According to experts on government disclosure compliance:
  • “When it comes to implementation of Obama’s wonderful transparency policy goals, especially FOIA policy in particular, there has been far more ‘talk the talk’ rather than ‘walk the walk,’” said Daniel Metcalfe, director of the Department of Justice’s office monitoring the government’s compliance with FOIA requests from 1981 to 2007.
  • “I don’t think the administration has been very good at all on open-government issues,” said Katherine Meyer, a Washington attorney who has been filing open records requests since the late 1970s. “The Obama administration is as bad as any of them, and to some extent worse.”
  • “In a 24/7 world, it should take two days, it should take two hours. If it’s public, it should be just there,” according to Eric Newton, senior adviser at the Knight Foundation, a Miami-based group that promotes citizen engagement, said agencies have no excuse not to rapidly disclose travel costs.
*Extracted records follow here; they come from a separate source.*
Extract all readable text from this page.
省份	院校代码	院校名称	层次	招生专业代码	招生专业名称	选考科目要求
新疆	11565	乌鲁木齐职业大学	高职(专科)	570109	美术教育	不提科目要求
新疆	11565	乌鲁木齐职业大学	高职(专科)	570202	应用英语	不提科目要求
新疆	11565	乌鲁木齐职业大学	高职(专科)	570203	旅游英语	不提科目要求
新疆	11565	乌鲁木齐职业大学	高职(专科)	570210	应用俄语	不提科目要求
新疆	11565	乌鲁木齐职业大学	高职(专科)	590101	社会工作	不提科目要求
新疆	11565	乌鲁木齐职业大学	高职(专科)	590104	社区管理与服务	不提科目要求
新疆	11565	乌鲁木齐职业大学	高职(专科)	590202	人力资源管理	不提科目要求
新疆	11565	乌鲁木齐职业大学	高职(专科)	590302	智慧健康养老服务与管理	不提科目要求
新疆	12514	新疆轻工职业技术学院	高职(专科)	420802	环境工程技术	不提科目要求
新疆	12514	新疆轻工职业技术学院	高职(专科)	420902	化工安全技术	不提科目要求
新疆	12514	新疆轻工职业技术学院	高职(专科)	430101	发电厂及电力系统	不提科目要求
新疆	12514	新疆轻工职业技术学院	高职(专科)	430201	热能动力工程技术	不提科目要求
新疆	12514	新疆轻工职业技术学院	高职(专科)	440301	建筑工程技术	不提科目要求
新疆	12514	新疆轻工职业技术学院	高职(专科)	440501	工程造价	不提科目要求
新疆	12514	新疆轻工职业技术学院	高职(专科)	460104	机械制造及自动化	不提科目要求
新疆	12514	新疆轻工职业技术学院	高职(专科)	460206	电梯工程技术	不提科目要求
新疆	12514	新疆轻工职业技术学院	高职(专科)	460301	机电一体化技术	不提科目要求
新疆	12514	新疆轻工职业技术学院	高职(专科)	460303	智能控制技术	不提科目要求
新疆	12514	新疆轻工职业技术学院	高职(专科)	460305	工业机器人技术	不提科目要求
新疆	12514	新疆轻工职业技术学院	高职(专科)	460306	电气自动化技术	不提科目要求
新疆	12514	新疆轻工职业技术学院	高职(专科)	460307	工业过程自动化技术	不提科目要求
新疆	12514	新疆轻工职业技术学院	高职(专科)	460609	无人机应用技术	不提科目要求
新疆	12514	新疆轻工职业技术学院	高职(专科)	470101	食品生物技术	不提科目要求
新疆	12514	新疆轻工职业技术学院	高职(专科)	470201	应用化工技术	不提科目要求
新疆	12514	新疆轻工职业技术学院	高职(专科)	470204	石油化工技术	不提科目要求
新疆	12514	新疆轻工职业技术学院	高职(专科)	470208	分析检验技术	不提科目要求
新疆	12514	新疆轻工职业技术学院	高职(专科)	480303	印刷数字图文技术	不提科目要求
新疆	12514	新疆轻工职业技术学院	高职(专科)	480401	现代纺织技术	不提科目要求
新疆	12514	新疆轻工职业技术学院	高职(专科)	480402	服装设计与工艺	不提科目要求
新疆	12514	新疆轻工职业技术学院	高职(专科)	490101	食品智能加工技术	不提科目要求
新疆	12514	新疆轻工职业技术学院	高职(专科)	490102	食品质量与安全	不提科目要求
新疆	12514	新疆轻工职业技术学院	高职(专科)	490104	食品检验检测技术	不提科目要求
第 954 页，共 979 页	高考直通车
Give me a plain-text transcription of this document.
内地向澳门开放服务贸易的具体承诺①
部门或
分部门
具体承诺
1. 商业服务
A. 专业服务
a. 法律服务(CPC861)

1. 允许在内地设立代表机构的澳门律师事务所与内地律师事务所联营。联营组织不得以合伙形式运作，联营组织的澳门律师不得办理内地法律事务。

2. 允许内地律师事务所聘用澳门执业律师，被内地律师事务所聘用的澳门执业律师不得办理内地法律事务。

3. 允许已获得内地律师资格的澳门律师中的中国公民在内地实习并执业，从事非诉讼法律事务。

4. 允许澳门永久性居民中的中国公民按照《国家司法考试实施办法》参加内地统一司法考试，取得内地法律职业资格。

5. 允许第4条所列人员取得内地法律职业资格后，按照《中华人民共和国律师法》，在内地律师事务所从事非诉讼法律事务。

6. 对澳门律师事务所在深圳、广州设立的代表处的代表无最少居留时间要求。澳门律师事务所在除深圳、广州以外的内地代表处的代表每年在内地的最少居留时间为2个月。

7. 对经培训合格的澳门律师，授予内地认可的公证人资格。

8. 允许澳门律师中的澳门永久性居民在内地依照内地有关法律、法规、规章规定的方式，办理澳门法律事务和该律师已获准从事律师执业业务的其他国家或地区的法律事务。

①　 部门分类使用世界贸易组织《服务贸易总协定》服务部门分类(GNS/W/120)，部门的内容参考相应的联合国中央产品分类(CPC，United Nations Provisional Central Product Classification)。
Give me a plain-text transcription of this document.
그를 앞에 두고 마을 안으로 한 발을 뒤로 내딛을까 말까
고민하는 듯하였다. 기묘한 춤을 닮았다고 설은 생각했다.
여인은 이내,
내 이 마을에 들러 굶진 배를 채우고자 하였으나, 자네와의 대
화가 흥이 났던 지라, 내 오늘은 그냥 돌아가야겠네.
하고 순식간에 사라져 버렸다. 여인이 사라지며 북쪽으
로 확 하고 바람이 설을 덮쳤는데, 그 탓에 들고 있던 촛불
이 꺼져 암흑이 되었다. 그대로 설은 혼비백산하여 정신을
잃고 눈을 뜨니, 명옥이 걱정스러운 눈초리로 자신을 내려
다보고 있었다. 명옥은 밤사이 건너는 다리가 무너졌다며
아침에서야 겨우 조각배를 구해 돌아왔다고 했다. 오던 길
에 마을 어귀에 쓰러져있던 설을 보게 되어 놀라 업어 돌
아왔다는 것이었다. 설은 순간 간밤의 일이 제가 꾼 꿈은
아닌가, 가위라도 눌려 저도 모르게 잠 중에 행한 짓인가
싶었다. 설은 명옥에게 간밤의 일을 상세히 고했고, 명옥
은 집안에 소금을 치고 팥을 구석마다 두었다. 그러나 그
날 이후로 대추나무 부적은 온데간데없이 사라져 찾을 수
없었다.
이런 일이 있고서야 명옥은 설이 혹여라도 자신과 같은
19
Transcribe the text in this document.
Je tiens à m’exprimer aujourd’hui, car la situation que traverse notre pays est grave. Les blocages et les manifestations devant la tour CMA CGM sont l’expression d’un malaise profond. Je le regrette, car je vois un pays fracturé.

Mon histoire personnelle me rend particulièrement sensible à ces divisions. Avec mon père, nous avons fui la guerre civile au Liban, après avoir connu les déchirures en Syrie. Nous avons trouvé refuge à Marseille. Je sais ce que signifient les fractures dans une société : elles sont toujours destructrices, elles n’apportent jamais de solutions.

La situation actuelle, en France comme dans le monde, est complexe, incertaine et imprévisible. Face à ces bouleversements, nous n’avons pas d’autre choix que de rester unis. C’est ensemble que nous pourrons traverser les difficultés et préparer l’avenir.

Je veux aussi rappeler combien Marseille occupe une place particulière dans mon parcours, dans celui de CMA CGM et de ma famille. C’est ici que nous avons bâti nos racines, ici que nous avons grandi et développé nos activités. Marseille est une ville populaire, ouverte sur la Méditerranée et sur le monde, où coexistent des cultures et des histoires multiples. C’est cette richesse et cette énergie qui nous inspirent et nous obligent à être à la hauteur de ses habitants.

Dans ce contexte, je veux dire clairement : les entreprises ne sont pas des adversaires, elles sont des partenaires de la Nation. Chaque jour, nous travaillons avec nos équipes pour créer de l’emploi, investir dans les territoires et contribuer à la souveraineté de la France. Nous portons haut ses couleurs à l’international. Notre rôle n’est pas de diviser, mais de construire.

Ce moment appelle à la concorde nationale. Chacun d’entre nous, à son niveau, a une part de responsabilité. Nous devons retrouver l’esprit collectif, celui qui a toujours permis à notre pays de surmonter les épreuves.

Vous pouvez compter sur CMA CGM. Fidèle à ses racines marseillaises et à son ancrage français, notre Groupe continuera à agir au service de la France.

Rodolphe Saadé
So it is not just national security that the Obama administration officials think should be shielded form the daylight of disclosure. Hardly the behavior you could have expected form a Presidential administration that claimed it would be the most transparent ever. Given these five sets of examples, it is clear that this group of politicians and bureaucrats, from Obama on down to most government agencies, will never receive an award for their transparency.

But wait...the Obama administration did get recognized for his transparency back in March of 2011:

(http://www.politico.com/politico44/perm/0311/not_a_secret_anymore_a00ccd98-0d9e-4822-8936-168f3a51b959.html).

But we do not know anything about the transparency award since the ceremony was closed to the press and the public, totally consistent with Obama‘s transparency failures. Another promise broken, to the detriment of freedom and liberty.